Social-emotional learning is often mentioned in education conferences. However, in classrooms, it is reduced to superficial exercises. Children are taught to identify emotions with faces — “show me your happy face today” — without exploring what to do with those feelings. Parents, meanwhile, turn to online articles to make sense of tantrums and meltdowns.
Children are taught to identify types of trees, shrubs, and herbs before they fully grasp how a seed turns into a plant. I recently attended a workshop on dance therapy in education, where the facilitator showed how movement could be used to teach concepts such as metamorphosis and addition. It was a vivid reminder that learning can be joyful, rich, and multi-sensory. Yet, in many schools, the focus remains on rote memorisation, such as knowing multiplication tables before understanding grouping.
Real learning is often hard to measure. It can show in the way a child asks a question, comforts a friend, solves a playground problem, or figures out how to balance on a beam after several tries. These moments often go unnoticed because they cannot be captured on a worksheet.
Why are we doing this? Homework is often given to meet parental expectations, not because it benefits the child. Yet most parents do not fully understand how children learn or what is appropriate for their age.
Children should be learning language through stories, rhymes, songs, and play. Instead, they are tested on spellings that break phonics rules and are expected to write long passages that strain their developing muscles.
This mismatch affects teachers, too. They are under pressure to complete the syllabus, meet parents’ demands, and deliver results. Professional development does not always prepare them to make learning visible in ways that go beyond written work. They are encouraged to adopt play-based approaches, but are handed textbooks and workbooks that offer little room for play.
What can we do for teachers? Give them time and space. Allow them to listen, laugh, and learn alongside their students. Ultimately, children may not remember how neatly they wrote “butterfly.” They will remember how their teacher made them feel, how stories were told with dramatic voices, or how they finally understood a math concept through play.

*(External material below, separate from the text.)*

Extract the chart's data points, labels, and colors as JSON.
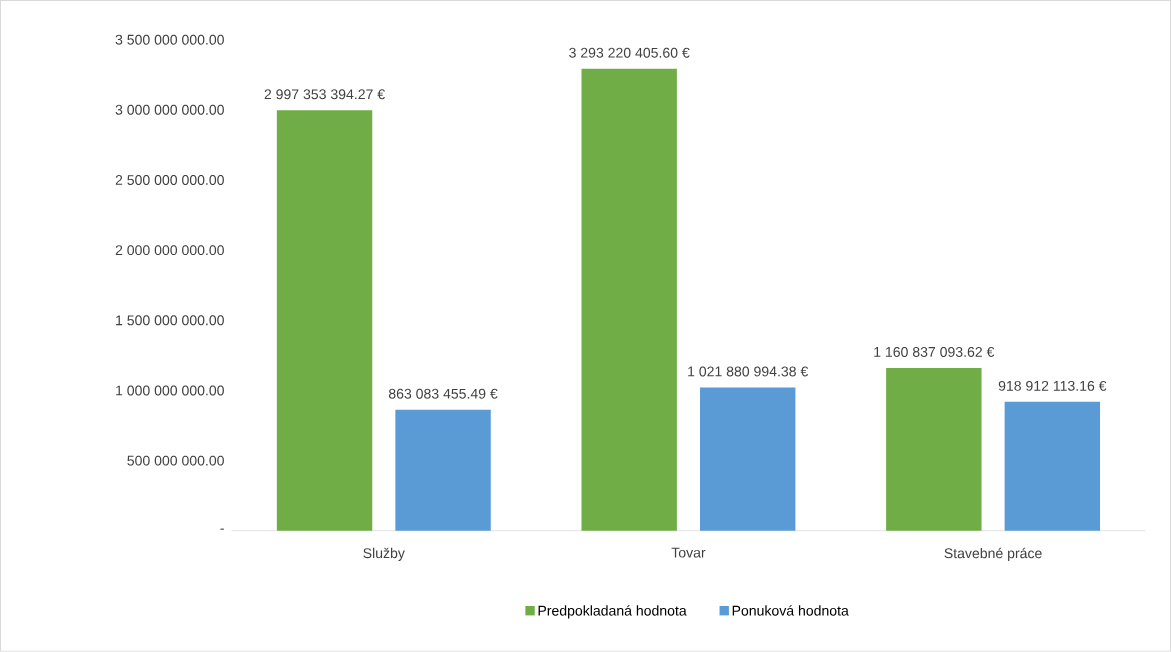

These moments do not make it into notebooks. But they stay in memory. Schools can train teachers to document learning through photos, observations, and audio recordings that capture the thinking process, not just the final answer. Instead of checking every line of homework, parents can ask children about what they learned, involve them in everyday tasks, and let them explore freely. Most importantly, they can look at their children’s creations with wonder, not judgement.
Schools must be brave enough to slow down. They must prioritise readiness over rigour and allow space for messiness, play, and imagination. Learning in early years is not tidy or linear. It is magical and often invisible. It happens when children solve a problem with a friend, pretend to be chefs, or draw zebras with five legs.
Let them build towers that fall. Let them draw pink moons and blue elephants. There will be time enough later for rules and facts.
So the next time Aanya comes home and says, “We just played today,” may her parents smile. They will know she learned more than they could see.
(The author is an early childhood educator and curriculum consultant interested in play-based and inclusive learning practices. She works closely with schools, teachers, and parents to create developmentally appropriate learning environments that nurture curiosity and emotional well-being.)